The Boston
Post in commenting upon this gentleman's recent speech, takes
much pleasure in finding as it asserts, its favorite doctrine of squatter
sovereignty, or the right of the people of the territory to legislate
absolutely upon all local subjects, and thereby to exclude slavery, fully
maintained and vindicated.
We cannot assent to any such construction of the speech, and of the bill
which it sustains, without imputing duplicity to the former, and an
unconstitutional character to the latter.
For if it is intended to be argued by Senator DOUGLAS, that in creating
territorial Governments invested with the usual powers, they can legislate so
as to exclude and abolish slavery, when the very law which organizes them
declares the territories open to the immigration and settlement of the
slaveholder, we must reject such a proposition as not only unconstitutional,
but as containing upon its very face the mark of treachery.
It would indeed be the climax of specious justice, to proclaim non-
intervention on the part of Congress as the principle of fairness and the
Constitution, yet that it should pass a law conferring upon a tentful of hunters
and outlaws the right to intervene in the most absolute and sovereign
manner.
If the Compromise of 1850 and the present bill for the admission of
Nebraska really mean anything of fairness and justice to the South,
But we mistake Mr.

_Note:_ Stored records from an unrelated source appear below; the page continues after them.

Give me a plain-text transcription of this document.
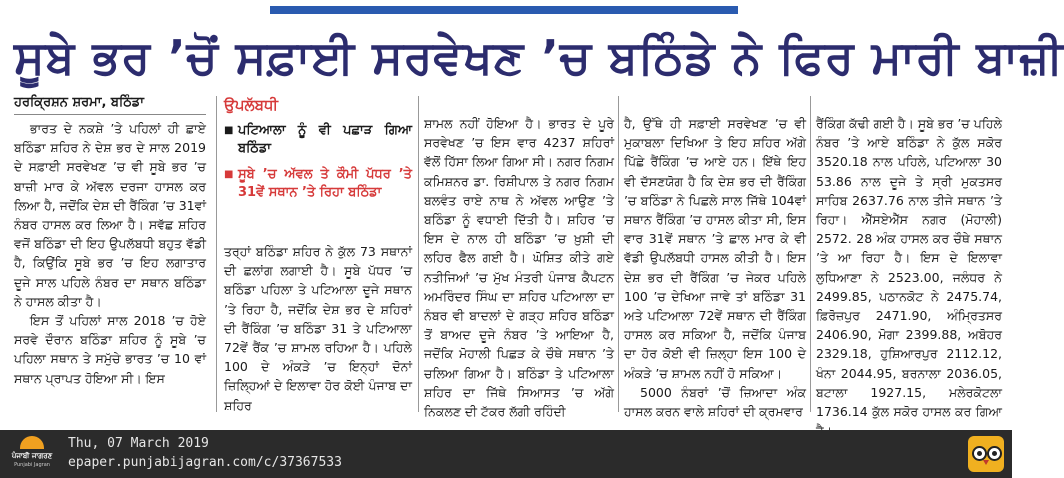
ਸੂਬੇ ਭਰ ’ਚੋਂ ਸਫ਼ਾਈ ਸਰਵੇਖਣ ’ਚ ਬਠਿੰਡੇ ਨੇ ਫਿਰ ਮਾਰੀ ਬਾਜ਼ੀ

ਹਰਕ੍ਰਿਸ਼ਨ ਸ਼ਰਮਾ, ਬਠਿੰਡਾ

ਭਾਰਤ ਦੇ ਨਕਸ਼ੇ ’ਤੇ ਪਹਿਲਾਂ ਹੀ ਛਾਏ ਬਠਿੰਡਾ ਸ਼ਹਿਰ ਨੇ ਦੇਸ਼ ਭਰ ਦੇ ਸਾਲ 2019 ਦੇ ਸਫ਼ਾਈ ਸਰਵੇਖਣ ’ਚ ਵੀ ਸੂਬੇ ਭਰ ’ਚ ਬਾਜ਼ੀ ਮਾਰ ਕੇ ਅੱਵਲ ਦਰਜਾ ਹਾਸਲ ਕਰ ਲਿਆ ਹੈ, ਜਦੋਂਕਿ ਦੇਸ਼ ਦੀ ਰੈਂਕਿੰਗ ’ਚ 31ਵਾਂ ਨੰਬਰ ਹਾਸਲ ਕਰ ਲਿਆ ਹੈ। ਸਵੱਛ ਸ਼ਹਿਰ ਵਜੋਂ ਬਠਿੰਡਾ ਦੀ ਇਹ ਉਪਲੱਬਧੀ ਬਹੁਤ ਵੱਡੀ ਹੈ, ਕਿਉਂਕਿ ਸੂਬੇ ਭਰ ’ਚ ਇਹ ਲਗਾਤਾਰ ਦੂਜੇ ਸਾਲ ਪਹਿਲੇ ਨੰਬਰ ਦਾ ਸਥਾਨ ਬਠਿੰਡਾ ਨੇ ਹਾਸਲ ਕੀਤਾ ਹੈ।

ਇਸ ਤੋਂ ਪਹਿਲਾਂ ਸਾਲ 2018 ’ਚ ਹੋਏ ਸਰਵੇ ਦੌਰਾਨ ਬਠਿੰਡਾ ਸ਼ਹਿਰ ਨੂੰ ਸੂਬੇ ’ਚ ਪਹਿਲਾ ਸਥਾਨ ਤੇ ਸਮੁੱਚੇ ਭਾਰਤ ’ਚ 10 ਵਾਂ ਸਥਾਨ ਪ੍ਰਾਪਤ ਹੋਇਆ ਸੀ। ਇਸ

ਉਪਲੱਬਧੀ
■ ਪਟਿਆਲਾ ਨੂੰ ਵੀ ਪਛਾੜ ਗਿਆ ਬਠਿੰਡਾ
■ ਸੂਬੇ ’ਚ ਅੱਵਲ ਤੇ ਕੌਮੀ ਪੱਧਰ ’ਤੇ 31ਵੇਂ ਸਥਾਨ ’ਤੇ ਰਿਹਾ ਬਠਿੰਡਾ

ਤਰ੍ਹਾਂ ਬਠਿੰਡਾ ਸ਼ਹਿਰ ਨੇ ਕੁੱਲ 73 ਸਥਾਨਾਂ ਦੀ ਛਲਾਂਗ ਲਗਾਈ ਹੈ। ਸੂਬੇ ਪੱਧਰ ’ਚ ਬਠਿੰਡਾ ਪਹਿਲਾ ਤੇ ਪਟਿਆਲਾ ਦੂਜੇ ਸਥਾਨ ’ਤੇ ਰਿਹਾ ਹੈ, ਜਦੋਂਕਿ ਦੇਸ਼ ਭਰ ਦੇ ਸ਼ਹਿਰਾਂ ਦੀ ਰੈਂਕਿੰਗ ’ਚ ਬਠਿੰਡਾ 31 ਤੇ ਪਟਿਆਲਾ 72ਵੇਂ ਰੈਂਕ ’ਚ ਸ਼ਾਮਲ ਰਹਿਆ ਹੈ। ਪਹਿਲੇ 100 ਦੇ ਅੰਕੜੇ ’ਚ ਇਨ੍ਹਾਂ ਦੋਨਾਂ ਜ਼ਿਲ੍ਹਿਆਂ ਦੇ ਇਲਾਵਾ ਹੋਰ ਕੋਈ ਪੰਜਾਬ ਦਾ ਸ਼ਹਿਰ

ਸ਼ਾਮਲ ਨਹੀਂ ਹੋਇਆ ਹੈ। ਭਾਰਤ ਦੇ ਪੂਰੇ ਸਰਵੇਖਣ ’ਚ ਇਸ ਵਾਰ 4237 ਸ਼ਹਿਰਾਂ ਵੱਲੋਂ ਹਿੱਸਾ ਲਿਆ ਗਿਆ ਸੀ। ਨਗਰ ਨਿਗਮ ਕਮਿਸ਼ਨਰ ਡਾ. ਰਿਸ਼ੀਪਾਲ ਤੇ ਨਗਰ ਨਿਗਮ ਬਲਵੰਤ ਰਾਏ ਨਾਥ ਨੇ ਅੱਵਲ ਆਉਣ ’ਤੇ ਬਠਿੰਡਾ ਨੂੰ ਵਧਾਈ ਦਿੱਤੀ ਹੈ। ਸ਼ਹਿਰ ’ਚ ਇਸ ਦੇ ਨਾਲ ਹੀ ਬਠਿੰਡਾ ’ਚ ਖ਼ੁਸ਼ੀ ਦੀ ਲਹਿਰ ਫੈਲ ਗਈ ਹੈ। ਘੋਸ਼ਿਤ ਕੀਤੇ ਗਏ ਨਤੀਜਿਆਂ ’ਚ ਮੁੱਖ ਮੰਤਰੀ ਪੰਜਾਬ ਕੈਪਟਨ ਅਮਰਿੰਦਰ ਸਿੰਘ ਦਾ ਸ਼ਹਿਰ ਪਟਿਆਲਾ ਦਾ ਨੰਬਰ ਵੀ ਬਾਦਲਾਂ ਦੇ ਗੜ੍ਹ ਸ਼ਹਿਰ ਬਠਿੰਡਾ ਤੋਂ ਬਾਅਦ ਦੂਜੇ ਨੰਬਰ ’ਤੇ ਆਇਆ ਹੈ, ਜਦੋਂਕਿ ਮੋਹਾਲੀ ਪਿਛੜ ਕੇ ਚੌਥੇ ਸਥਾਨ ’ਤੇ ਚਲਿਆ ਗਿਆ ਹੈ। ਬਠਿੰਡਾ ਤੇ ਪਟਿਆਲਾ ਸ਼ਹਿਰ ਦਾ ਜਿੱਥੇ ਸਿਆਸਤ ’ਚ ਅੱਗੇ ਨਿਕਲਣ ਦੀ ਟੱਕਰ ਲੱਗੀ ਰਹਿੰਦੀ

ਹੈ, ਉੱਥੇ ਹੀ ਸਫ਼ਾਈ ਸਰਵੇਖਣ ’ਚ ਵੀ ਮੁਕਾਬਲਾ ਦਿਖਿਆ ਤੇ ਇਹ ਸ਼ਹਿਰ ਅੱਗੇ ਪਿੱਛੇ ਰੈਂਕਿੰਗ ’ਚ ਆਏ ਹਨ। ਇੱਥੇ ਇਹ ਵੀ ਦੱਸਣਯੋਗ ਹੈ ਕਿ ਦੇਸ਼ ਭਰ ਦੀ ਰੈਂਕਿੰਗ ’ਚ ਬਠਿੰਡਾ ਨੇ ਪਿਛਲੇ ਸਾਲ ਜਿੱਥੇ 104ਵਾਂ ਸਥਾਨ ਰੈਂਕਿੰਗ ’ਚ ਹਾਸਲ ਕੀਤਾ ਸੀ, ਇਸ ਵਾਰ 31ਵੇਂ ਸਥਾਨ ’ਤੇ ਛਾਲ ਮਾਰ ਕੇ ਵੀ ਵੱਡੀ ਉਪਲੱਬਧੀ ਹਾਸਲ ਕੀਤੀ ਹੈ। ਇਸ ਦੇਸ਼ ਭਰ ਦੀ ਰੈਂਕਿੰਗ ’ਚ ਜੇਕਰ ਪਹਿਲੇ 100 ’ਚ ਦੇਖਿਆ ਜਾਵੇ ਤਾਂ ਬਠਿੰਡਾ 31 ਅਤੇ ਪਟਿਆਲਾ 72ਵੇਂ ਸਥਾਨ ਦੀ ਰੈਂਕਿੰਗ ਹਾਸਲ ਕਰ ਸਕਿਆ ਹੈ, ਜਦੋਂਕਿ ਪੰਜਾਬ ਦਾ ਹੋਰ ਕੋਈ ਵੀ ਜ਼ਿਲ੍ਹਾ ਇਸ 100 ਦੇ ਅੰਕੜੇ ’ਚ ਸ਼ਾਮਲ ਨਹੀਂ ਹੋ ਸਕਿਆ।

5000 ਨੰਬਰਾਂ ’ਚੋਂ ਜ਼ਿਆਦਾ ਅੰਕ ਹਾਸਲ ਕਰਨ ਵਾਲੇ ਸ਼ਹਿਰਾਂ ਦੀ ਕ੍ਰਮਵਾਰ

ਰੈਂਕਿੰਗ ਕੱਢੀ ਗਈ ਹੈ। ਸੂਬੇ ਭਰ ’ਚ ਪਹਿਲੇ ਨੰਬਰ ’ਤੇ ਆਏ ਬਠਿੰਡਾ ਨੇ ਕੁੱਲ ਸਕੋਰ 3520.18 ਨਾਲ ਪਹਿਲੇ, ਪਟਿਆਲਾ 30 53.86 ਨਾਲ ਦੂਜੇ ਤੇ ਸ੍ਰੀ ਮੁਕਤਸਰ ਸਾਹਿਬ 2637.76 ਨਾਲ ਤੀਜੇ ਸਥਾਨ ’ਤੇ ਰਿਹਾ। ਐੱਸਏਐੱਸ ਨਗਰ (ਮੋਹਾਲੀ) 2572. 28 ਅੰਕ ਹਾਸਲ ਕਰ ਚੌਥੇ ਸਥਾਨ ’ਤੇ ਆ ਰਿਹਾ ਹੈ। ਇਸ ਦੇ ਇਲਾਵਾ ਲੁਧਿਆਣਾ ਨੇ 2523.00, ਜਲੰਧਰ ਨੇ 2499.85, ਪਠਾਨਕੋਟ ਨੇ 2475.74, ਫ਼ਿਰੋਜ਼ਪੁਰ 2471.90, ਅੰਮ੍ਰਿਤਸਰ 2406.90, ਮੋਗਾ 2399.88, ਅਬੋਹਰ 2329.18, ਹੁਸ਼ਿਆਰਪੁਰ 2112.12, ਖੰਨਾ 2044.95, ਬਰਨਾਲਾ 2036.05, ਬਟਾਲਾ 1927.15, ਮਲੇਰਕੋਟਲਾ 1736.14 ਕੁੱਲ ਸਕੋਰ ਹਾਸਲ ਕਰ ਗਿਆ

ਪੰਜਾਬੀ ਜਾਗਰਣ
Punjabi Jagran
Thu, 07 March 2019
epaper.punjabijagran.com/c/37367533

DOUGLAS if such an inference can be properly
drawn from his argument and bill.
Indeed, whatever may be his own views on the subject, the bill itself
provides in the first place that all laws passed by the territorial government,
"shall be submitted to the Congress of the United States, and if disapproved,
shall be null and of no effect." And secondly, that "all cases involving title
to slaves "and questions of personal freedom," shall be subject to the ultimate
decision of the Supreme Court of the United States.